Свет лампы блекло отражался в холодных каплях, выступивших на запотевших боках банки. От одного взгляда на нее я ощутила невыносимую жажду, которая, оказывается, до сего момента мучила меня.

— Спасибо.

Тамзин с довольным видом вернулся в кресло:

— Если что, у меня тут тоже отнюдь не кофе. — Он потряс кружкой, взбалтывая в ней напиток.

— А что?

— Грог. Время идет, а привычка остается. Цинга, знаешь ли, штука неприятная. Приходилось пить веселящие напитки каждый божий день.

— Цинга? — Я сощурила на Тамзина глаза и с щелчком открыла банку. — Только не говори мне, что ты был славным моряком и ходил под чьими-то-там парусами.

— Я много где ходил, — весело отчеканил маг. — Сейчас не об этом речь.

— Извини за бестактность, но насколько ты старый?

— Настолько, что помню гонения ведьм в Западной Европе. — Лицо мага расплылось в дерзкой ухмылке. — Тебя такой ответ устроит?





— Нет. Это только подогрело мой интерес. Как тебя не сожгли?

— Я просто невероятно хорош собой. — Он произнес это с такой горячей уверенностью, дернув подбородком, что я ему поверила. Бездумно начала улыбаться Тамзину в ответ, находясь во власти его обояния, но потом резко вспомнила, что разговариваю с двинутым на голову сверхъестественным маньяком, только сегодня убившим несколько десятков человек.

Моя улыбка вмиг завяла:

— Мы вообще-то не об этом говорили.

— Ну да, ну да… — Маг согласно закивал, опустив взгляд в пол. — Твои… Коллеги. — Он покривил лицом. — Помнишь, Имриш, когда ты в первый раз пришла ко мне? Я тогда спросил тебя, чего ты хочешь. Ты не ответила, но я уже все понял.

— И что ты понял?

— Что ты хочешь свободы. Желаешь перемен. Я лишь подтолкнул тебя к ним, пускай и немного жестким способом… — Тамзин подался вперед, предварительно отхлебнув из кружки. — Да брось. Кого ты обманываешь, Имриш? Ты этих людей из «Вестника Вэйланда» терпеть не могла и постоянно представляла, как это место полыхает адским инферно. Разве я не прав? Тогда почему ты из-за них переживаешь?
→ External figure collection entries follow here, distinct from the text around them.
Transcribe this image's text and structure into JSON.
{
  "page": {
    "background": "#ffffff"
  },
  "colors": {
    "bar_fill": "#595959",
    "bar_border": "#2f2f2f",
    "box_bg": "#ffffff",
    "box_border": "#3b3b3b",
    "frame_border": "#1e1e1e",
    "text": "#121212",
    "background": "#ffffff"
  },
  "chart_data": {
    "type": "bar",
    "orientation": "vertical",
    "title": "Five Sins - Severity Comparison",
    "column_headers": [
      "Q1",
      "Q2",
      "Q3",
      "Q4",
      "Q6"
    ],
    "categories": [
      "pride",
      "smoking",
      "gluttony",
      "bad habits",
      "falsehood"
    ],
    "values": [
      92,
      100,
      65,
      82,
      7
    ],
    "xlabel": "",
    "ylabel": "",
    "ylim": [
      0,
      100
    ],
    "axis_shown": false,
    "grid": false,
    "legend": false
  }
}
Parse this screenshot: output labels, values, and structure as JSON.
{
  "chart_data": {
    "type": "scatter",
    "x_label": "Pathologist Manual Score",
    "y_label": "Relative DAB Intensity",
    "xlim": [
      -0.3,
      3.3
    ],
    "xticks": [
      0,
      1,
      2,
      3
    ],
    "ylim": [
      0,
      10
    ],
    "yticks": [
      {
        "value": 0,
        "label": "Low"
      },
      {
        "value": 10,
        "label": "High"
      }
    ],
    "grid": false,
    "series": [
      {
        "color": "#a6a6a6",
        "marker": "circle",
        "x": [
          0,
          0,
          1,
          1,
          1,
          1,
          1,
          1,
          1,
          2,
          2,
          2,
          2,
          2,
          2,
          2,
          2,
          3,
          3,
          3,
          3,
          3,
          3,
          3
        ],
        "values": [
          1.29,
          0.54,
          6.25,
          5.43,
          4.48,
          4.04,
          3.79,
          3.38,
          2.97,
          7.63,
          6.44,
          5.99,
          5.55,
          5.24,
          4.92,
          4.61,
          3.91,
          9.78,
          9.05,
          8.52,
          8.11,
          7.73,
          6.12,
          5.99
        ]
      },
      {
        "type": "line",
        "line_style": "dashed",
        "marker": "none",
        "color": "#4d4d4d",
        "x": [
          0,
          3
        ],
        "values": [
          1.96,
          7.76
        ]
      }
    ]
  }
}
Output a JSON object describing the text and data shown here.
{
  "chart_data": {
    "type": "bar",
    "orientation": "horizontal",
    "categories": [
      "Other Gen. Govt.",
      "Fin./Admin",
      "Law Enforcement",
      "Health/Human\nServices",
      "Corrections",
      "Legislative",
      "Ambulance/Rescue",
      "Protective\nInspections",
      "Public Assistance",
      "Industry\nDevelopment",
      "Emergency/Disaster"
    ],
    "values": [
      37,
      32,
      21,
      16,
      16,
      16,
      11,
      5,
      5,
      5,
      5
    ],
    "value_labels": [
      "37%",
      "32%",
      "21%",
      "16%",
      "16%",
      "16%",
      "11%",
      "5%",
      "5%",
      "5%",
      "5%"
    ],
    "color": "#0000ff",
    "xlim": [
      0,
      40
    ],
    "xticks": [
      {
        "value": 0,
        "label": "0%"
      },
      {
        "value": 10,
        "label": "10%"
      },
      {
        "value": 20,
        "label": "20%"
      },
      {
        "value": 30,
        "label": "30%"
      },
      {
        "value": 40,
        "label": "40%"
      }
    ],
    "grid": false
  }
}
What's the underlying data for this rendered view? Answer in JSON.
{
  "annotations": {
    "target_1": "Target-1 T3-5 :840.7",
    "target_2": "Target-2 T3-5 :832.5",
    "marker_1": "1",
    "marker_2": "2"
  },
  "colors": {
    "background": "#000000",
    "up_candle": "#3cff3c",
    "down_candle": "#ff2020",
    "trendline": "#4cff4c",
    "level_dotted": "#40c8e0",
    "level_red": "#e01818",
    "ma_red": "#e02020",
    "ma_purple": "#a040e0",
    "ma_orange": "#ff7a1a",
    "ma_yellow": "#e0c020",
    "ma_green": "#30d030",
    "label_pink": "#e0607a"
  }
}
Я стыдливо опустила глаза, признавая, что он попал точно в цель. И временами, пребывая в гневе, я представляла не только полыхающие пожары и людей, кричащих из окон офиса, но и кое-что похуже. Но только в гневе! Не всегда. Разве не всех людей в кризисные моменты посещают подобные мысли?

Я сильнее сжала банку, схватившись за нее, как за спасательный круг. Так что же это получается? Это я всех своих коллег приговорила, или Тамзин, манипулируя, просто пытался сейчас разделить со мной свою вину? Хотя, наверное, он вряд ли хоть что-то чувствовал по этому поводу. Скорее всего ему было плевать на чужие жизни, и люди для него — ходячее мясо.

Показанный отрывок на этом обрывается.